Guest Post: What Wool Means to me


Today I am handing over This Northern Gal to an old friend. Bryony has just started a blog of her own so if you like her post today, make sure that you head to Olann to see some more of her writing – say hello from me when you do!


When I think about it, wool has punctuated a lot of my life.

It seems a wee bit silly writing that because I am not sure how something like a sheep’s fleece can really come to define you. But wool has always been around at all those important moments, and is there in all my favourite memories.

I grew up in the countryside in Aberdeenshire, in a small, granite house which is always, always cold (even in the summer!) Because of this, my parent’s house is adorned with blankets – knitted shrugs, tweed patchwork quilts and some great crocheted masterpieces from my mum’s mum, my Nannie. As a child and a teenager, I would always be wrapped in a blanket, reading a book, at all times of year. I love that feeling of comfort and contentedness.


My mum and Nannie were queens of Hygge before it was cool. My nannie made me my own crotched masterpiece a few years ago, which she gave to me as Christmas present. I cried when I opened it, because somehow a gift that has been made with the hands and heart of someone you love means more – more thought, more feeling, more love.

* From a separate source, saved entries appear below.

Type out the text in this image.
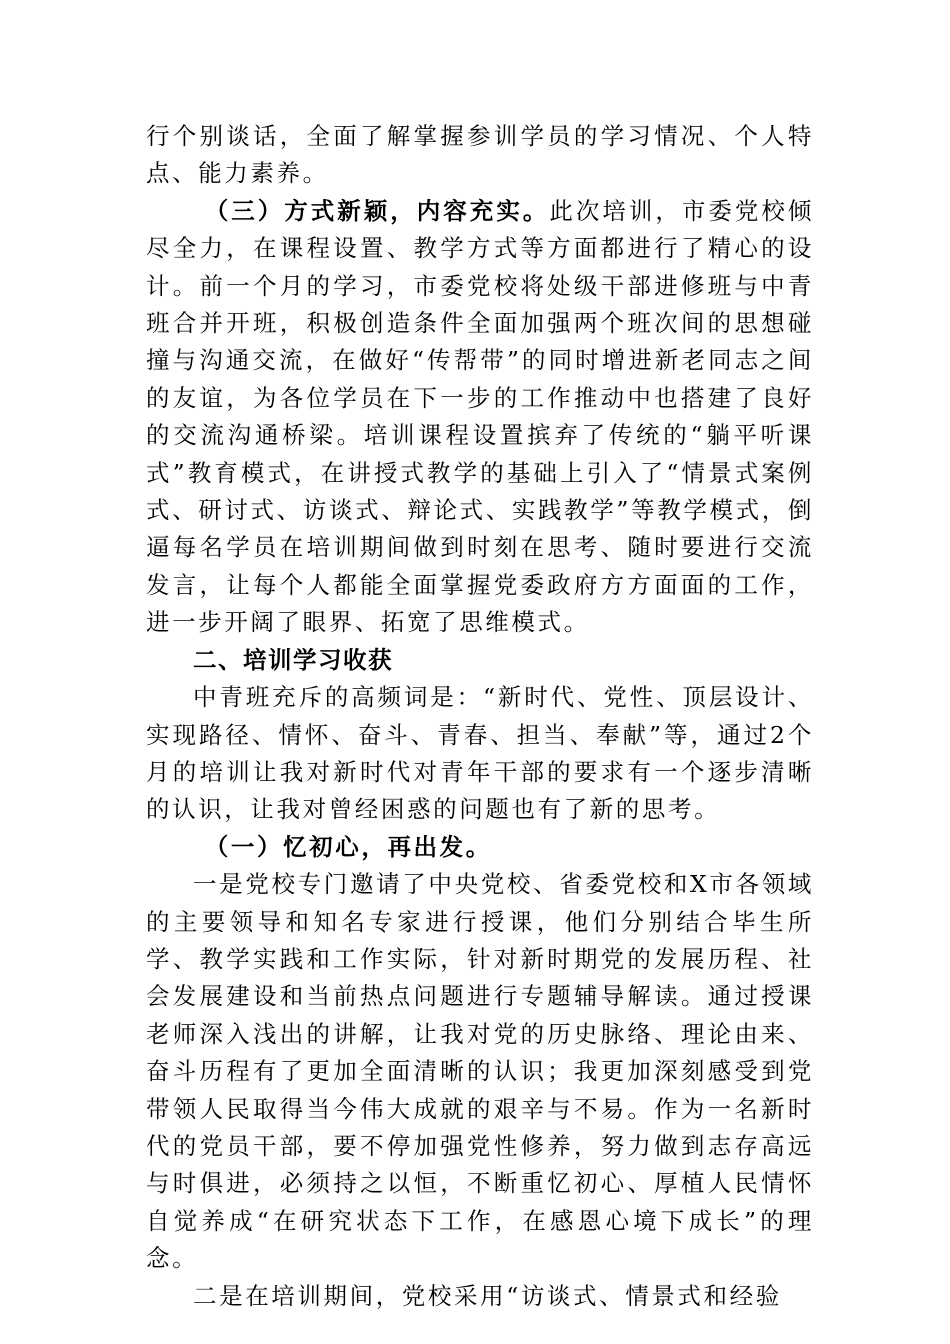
行个别谈话，全面了解掌握参训学员的学习情况、个人特点、能力素养。

（三）方式新颖，内容充实。此次培训，市委党校倾尽全力，在课程设置、教学方式等方面都进行了精心的设计。前一个月的学习，市委党校将处级干部进修班与中青班合并开班，积极创造条件全面加强两个班次间的思想碰撞与沟通交流，在做好“传帮带”的同时增进新老同志之间的友谊，为各位学员在下一步的工作推动中也搭建了良好的交流沟通桥梁。培训课程设置摈弃了传统的“躺平听课式”教育模式，在讲授式教学的基础上引入了“情景式案例式、研讨式、访谈式、辩论式、实践教学”等教学模式，倒逼每名学员在培训期间做到时刻在思考、随时要进行交流发言，让每个人都能全面掌握党委政府方方面面的工作，进一步开阔了眼界、拓宽了思维模式。

二、培训学习收获

中青班充斥的高频词是：“新时代、党性、顶层设计、实现路径、情怀、奋斗、青春、担当、奉献”等，通过2个月的培训让我对新时代对青年干部的要求有一个逐步清晰的认识，让我对曾经困惑的问题也有了新的思考。

（一）忆初心，再出发。

一是党校专门邀请了中央党校、省委党校和X市各领域的主要领导和知名专家进行授课，他们分别结合毕生所学、教学实践和工作实际，针对新时期党的发展历程、社会发展建设和当前热点问题进行专题辅导解读。通过授课老师深入浅出的讲解，让我对党的历史脉络、理论由来、奋斗历程有了更加全面清晰的认识；我更加深刻感受到党带领人民取得当今伟大成就的艰辛与不易。作为一名新时代的党员干部，要不停加强党性修养，努力做到志存高远与时俱进，必须持之以恒，不断重忆初心、厚植人民情怀自觉养成“在研究状态下工作，在感恩心境下成长”的理念。

二是在培训期间，党校采用“访谈式、情景式和经验
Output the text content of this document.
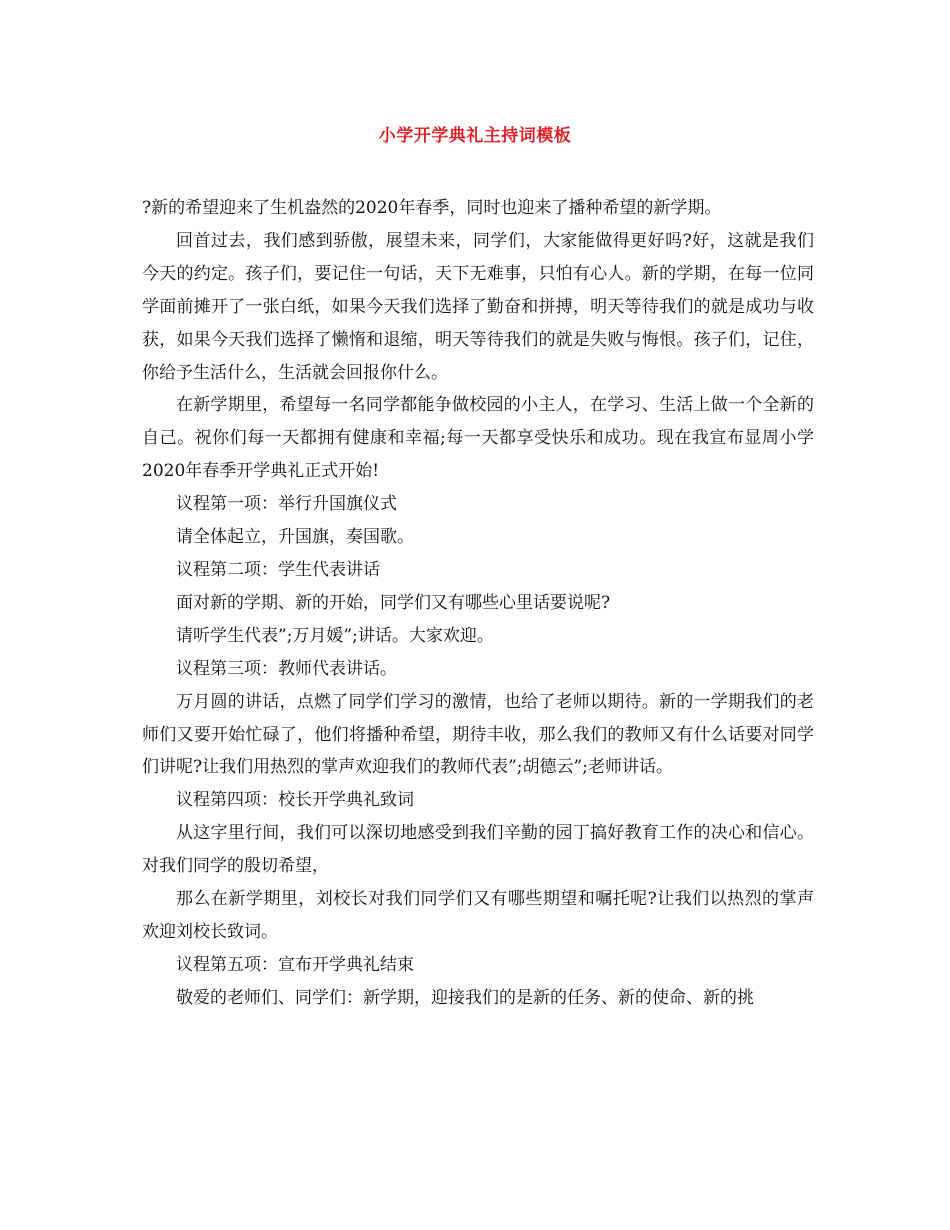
小学开学典礼主持词模板

?新的希望迎来了生机盎然的2020年春季，同时也迎来了播种希望的新学期。

回首过去，我们感到骄傲，展望未来，同学们，大家能做得更好吗?好，这就是我们今天的约定。孩子们，要记住一句话，天下无难事，只怕有心人。新的学期，在每一位同学面前摊开了一张白纸，如果今天我们选择了勤奋和拼搏，明天等待我们的就是成功与收获，如果今天我们选择了懒惰和退缩，明天等待我们的就是失败与悔恨。孩子们，记住，你给予生活什么，生活就会回报你什么。

在新学期里，希望每一名同学都能争做校园的小主人，在学习、生活上做一个全新的自己。祝你们每一天都拥有健康和幸福;每一天都享受快乐和成功。现在我宣布显周小学2020年春季开学典礼正式开始!

议程第一项：举行升国旗仪式

请全体起立，升国旗，奏国歌。

议程第二项：学生代表讲话

面对新的学期、新的开始，同学们又有哪些心里话要说呢?

请听学生代表”;万月媛”;讲话。大家欢迎。

议程第三项：教师代表讲话。

万月圆的讲话，点燃了同学们学习的激情，也给了老师以期待。新的一学期我们的老师们又要开始忙碌了，他们将播种希望，期待丰收，那么我们的教师又有什么话要对同学们讲呢?让我们用热烈的掌声欢迎我们的教师代表”;胡德云”;老师讲话。

议程第四项：校长开学典礼致词

从这字里行间，我们可以深切地感受到我们辛勤的园丁搞好教育工作的决心和信心。对我们同学的殷切希望，

那么在新学期里，刘校长对我们同学们又有哪些期望和嘱托呢?让我们以热烈的掌声欢迎刘校长致词。

议程第五项：宣布开学典礼结束

敬爱的老师们、同学们：新学期，迎接我们的是新的任务、新的使命、新的挑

I now covet blankets, much like my mum, and I have a pretty big selection. When my Nannie and my mum no longer walk this earth with me, wool will remind me of them and the happiness they brought to my life. The blankets that I have will be heirlooms that my children will be able to snuggle within, and my mum and Nannie will live on forever in our stories.

But, as a child, I did not spend all my time indoors. My dad is an avid fan of Sunday morning walk. We would assemble – mum, dad, me, brother, sister, dog, flask of tea, chocolate digestives, winegums – and head to our favourites woods in our wellies.

Wellies are a problematically cold set of shoes and wool socks were always necessary to prevent frostbite on a chilly, Scottish winter’s day. Wool is warmth for me, but it is also cold, the good kind that clears you head and makes your soul hungry. It is feet stomping through leaves and puddles, and slipping on hidden ice. It is the bond of family, and the feeling of being and belonging.

When I was eighteen, I moved to St Andrews – a tiny gem of a place on the East Fife coast – to study English and History. I left my family, and our walks and woolly traditions behind. I was sad for a very long time. I missed home as most people do.

The University of St Andrews is one of the last universities in Scotland where undergraduates still regularly wear an undergraduate gown. It is not compulsory by any means and undergraduate gowns really only get worn on special occasions –  formal dinners, chapel service, pier walks and open days. My brother gave me the money for my gown (they’re bright red by way) and I can recall going to buy it in Freshers Week of my first year, full of those new town butterflies. A lovely lady in the student’s union measured my height and fitted me with a lovely new, bright red, woollen gown.  I could not have been more excited.

Our lives often lead us down unexpected paths, and, little did I know it then, but my gown would play a huge part in my life in St Andrews. In first year, I got involved in a scheme at university called Ambassadors. Ambassadors either helped out on university visiting days, or went along to local schools to help children with attainment and choices for further education, or both! I started helping out in schools and in my third year in St Andrews, was selected to act as one of the Vice Principals for the Ambassador scheme. A Vice-Principal is essentially an ultra-ambassador who helps run the scheme, recruit students to volunteer within it, and help set up open days…which meant I was in my red woolly gown most days.

In my fourth year, I became the Principal Ambassador, the chief, which involved much more gown wearing. I toured prospective students around the town in my gown, I attended open days and college counsellor events in my gown, I even spoke to Hilary Clinton once in my gown! My gown has come to represent so much of my time in St Andrews, and it is there in all my cherished university memories. It has always struck me that it was incredibly apt that it is made of wool for in a way it suits me in so many more ways than garment itself can.

I am 24 now and university number one seems like a lifetime ago. I am now at university number two, studying for a Journalism masters and wool retains its place as my favourite fleece, fabric and textile. It is so perfectly me – I am seeker of constant cosiness and I never leave the house without a woolly hat.

Wool, for me then, is love and memory. It brings me joy and comforts me when I am sad. It reminds me of my family and of my past self, and gives me hope for my future whatever it may bring.

I know a blanket and book will always be there waiting for me.


Thanks for writing such a brilliant post Bryony!